3-D printers can’t actually make new skin; at least not yet. But creative innovators at Miami University are using 3-D printers to train health care workers to prevent one of the most serious health hazards in long-term care facilities — pressure sores.
Thanks to strategic investments from the Ohio Department of Higher Education and creative university collaborators in southwest Ohio, the future of wound care will be changed forever, much to the relief of long-term care patients and their families.
Over the past six months, $5 million in Regionally Aligned Priorities in Delivering Skills (RAPIDS) grants have been awarded across Ohio; the $1 million shared by Miami University, the University of Cincinnati and Cincinnati State Technical and Community College is being put to use in the medical and modern manufacturing fields.
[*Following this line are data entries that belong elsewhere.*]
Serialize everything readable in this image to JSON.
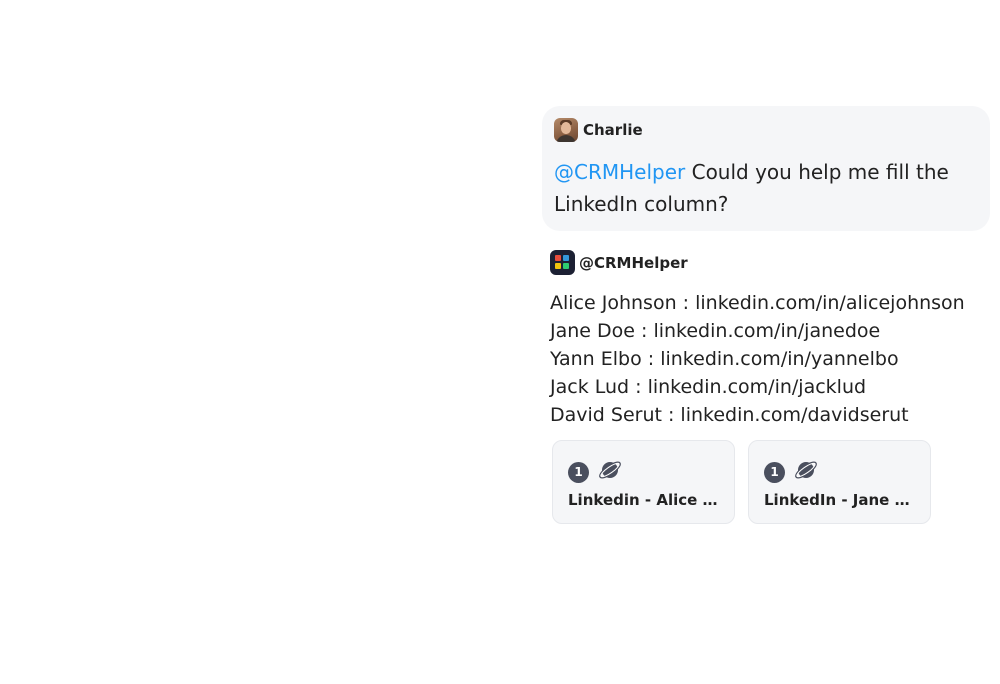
{
  "user_message": {
    "sender": "Charlie",
    "mention": "@CRMHelper",
    "text": "Could you help me fill the LinkedIn column?"
  },
  "bot_message": {
    "sender": "@CRMHelper",
    "lines": [
      "Alice Johnson : linkedin.com/in/alicejohnson",
      "Jane Doe : linkedin.com/in/janedoe",
      "Yann Elbo : linkedin.com/in/yannelbo",
      "Jack Lud : linkedin.com/in/jacklud",
      "David Serut : linkedin.com/davidserut"
    ],
    "sources": [
      {
        "count": "1",
        "icon": "planet-icon",
        "title": "Linkedin - Alice Johnson"
      },
      {
        "count": "1",
        "icon": "planet-icon",
        "title": "LinkedIn - Jane Doe"
      }
    ]
  },
  "colors": {
    "mention": "#2196f3",
    "bubble_bg": "#f5f6f8",
    "badge_bg": "#4a4f5e"
  }
}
“The goal is to get regional universities to look for high-end equipment and infrastructure to align with workforce needs in the region,” said James Oris, Miami’s associate provost for research. “3-D printing is where we’re headed in terms of cost-efficient and modern manufacturing.”
Bioengineers at Miami will use the 3-D printers to develop simulators used to train workers in nursing homes to monitor the condition of patients’ skin. This will allow for quick recognition of suspicious areas before pressure sores actually form, critical in the prevention and treatment of the problem. So-called bed sores often are preventable, but remain a serious and costly medical problem in nursing homes. The annual cost of treatment exceeds $3 billion, so the value of prevention is clear.
Jessica Sparks, associate professor of chemical, paper and biomedical engineering at Miami University, said the technology is used to scan areas of the body prone to developing problems and to reproduce tell-tale images from the skin of people from different ethnicity so workers can learn to recognize the signs for earlier intervention.
The simulators will be developed for commercial use, and will have implications for workforce development and training. Sparks said numerous long-term care facilities are interested in training their staffs once the training curriculum is available.
RAPIDS grants reflect the strengths of individual institutions and the business needs of their home communities. Cincinnati State will use RAPIDS grant money to expand workforce training in modern manufacturing, and the University of Cincinnati will build on its involvement in aerospace engineering.
Meanwhile, in northwest Ohio, a $1 million RAPIDS grant will be used to provide mobile training units for the Advanced Manufacturing Training Center operated by the University of Toledo, Terra State Community College and Northwest State Community College, expanding the reach of the University of Toledo’s Scott Park Campus for workforce training in the region.
Northeastern and central Ohio grants are being used to place telemedicine training units in classrooms, labs and training settings across the regions for students as well as incumbent healthcare workers. The southeast Ohio award is to be used for worker training in the energy industry through a collaborative formed by Washington State Community College, Zane State Community College, Belmont College and Eastern Gateway Community College.